Every man must look after his own soul; you can’t lay it down at another man’s door like a foundling


A time and place in between

“…every man must look after his own soul; you can’t lay it down at another man’s door like a foundling, and expect him to take care of it; and don’t you see, if you are always sitting on your box waiting for a fare, they will say, ‘If we don’t take him, some one else will, and he does not look for any Sunday.’ Of course they don’t go to the bottom of it, or they would see if they never came for a cab it would be no use your standing there; but people don’t always like to go to the bottom of things; it may not be convenient to do it; but if you Sunday drivers would all strike for a day of rest, the thing would be done.”

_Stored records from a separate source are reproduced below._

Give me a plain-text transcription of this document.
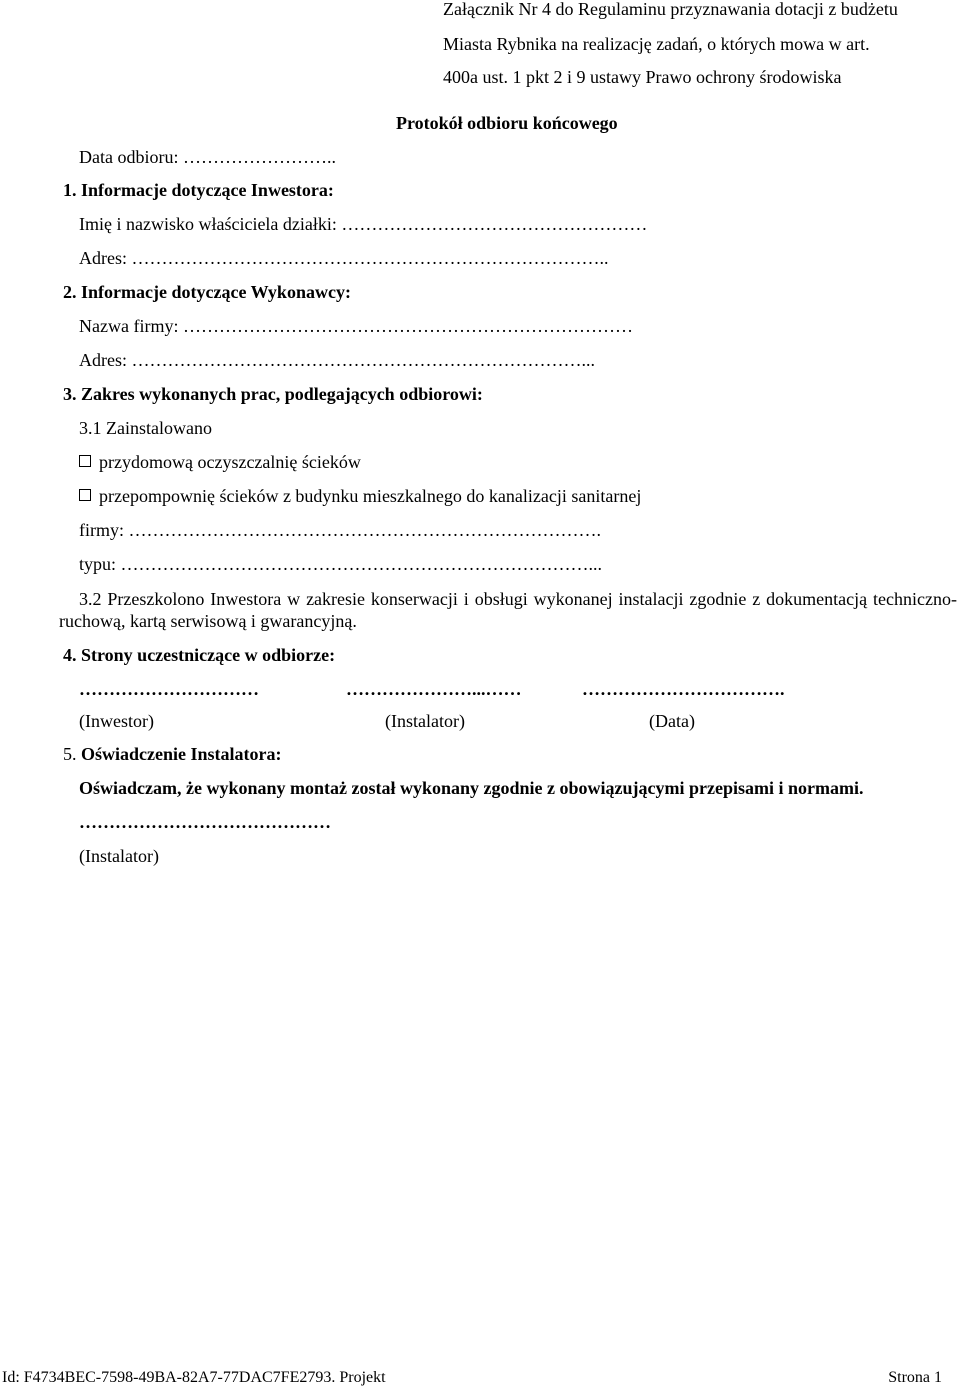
Załącznik Nr 4 do Regulaminu przyznawania dotacji z budżetu
Miasta Rybnika na realizację zadań, o których mowa w art.
400a ust. 1 pkt 2 i 9 ustawy Prawo ochrony środowiska
Protokół odbioru końcowego
Data odbioru: ……………………..
1. Informacje dotyczące Inwestora:
Imię i nazwisko właściciela działki: ……………………………………………
Adres: ……………………………………………………………………..
2. Informacje dotyczące Wykonawcy:
Nazwa firmy: …………………………………………………………………
Adres: …………………………………………………………………...
3. Zakres wykonanych prac, podlegających odbiorowi:
3.1 Zainstalowano
przydomową oczyszczalnię ścieków
przepompownię ścieków z budynku mieszkalnego do kanalizacji sanitarnej
firmy: …………………………………………………………………….
typu: ……………………………………………………………………...
3.2 Przeszkolono Inwestora w zakresie konserwacji i obsługi wykonanej instalacji zgodnie z dokumentacją techniczno-ruchową, kartą serwisową i gwarancyjną.
4. Strony uczestniczące w odbiorze:
…………………………	…………………...……	…………………………….
(Inwestor)	(Instalator)	(Data)
5. Oświadczenie Instalatora:
Oświadczam, że wykonany montaż został wykonany zgodnie z obowiązującymi przepisami i normami.
……………………………………
(Instalator)
Id: F4734BEC-7598-49BA-82A7-77DAC7FE2793. Projekt	Strona 1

by Anna Sewell (30 March 1820 – 25 April 1878)
from Black Beauty (November 24, 1877)
Part III – The Sunday Cab
image – tibchris

The Sunday Cab

Here, Anna Sewell is advocating for giving horses a day off. In the 1800’s, cabs were drawn by horses, and the horses were worked, hard, seven days a week. Sewell wrote Black Beauty to publicize the plight of working horses, but it’s not much of a stretch to think she was hinting that the same need for rest applies to people.

In my life I’ve known a very few people with strict ideas of how much should not be done on a Sabbath. One family laughed about having food prepared ahead of time for weekend dinner parties, explaining that they still served their grandparents’ Sabbath recipes though customs were no longer as strict. For them, a day of rest and reverence was a relaxed meal with friends, made only from food that was cooked the day before. No “working” on a Sabbath meant they had some of the most relaxed weekend dinner parties you could imagine.

Another group I knew had a tradition of hosting work parties for community projects, often with a big potluck after. Out of necessity, food preparation was done the day before, or some was storebought on the way into worship. Dishwashing for large gatherings was a mother bear made bearable by sharing the load. Cooperative work and good company made everything better.

Both of these examples required some planning and follow-through – looking after our own souls. The emphasis was on wellbeing and being in it together, and the energy of it spilled over into other days of the week. The day before was a warmup, and the day after got a boost from the afterglow – not always, but often. In both cases, nobody was sitting alone at a computer trying to finish one more thing, and we were out of our daily grind. We left that place where we “always sitting… waiting for a fare.”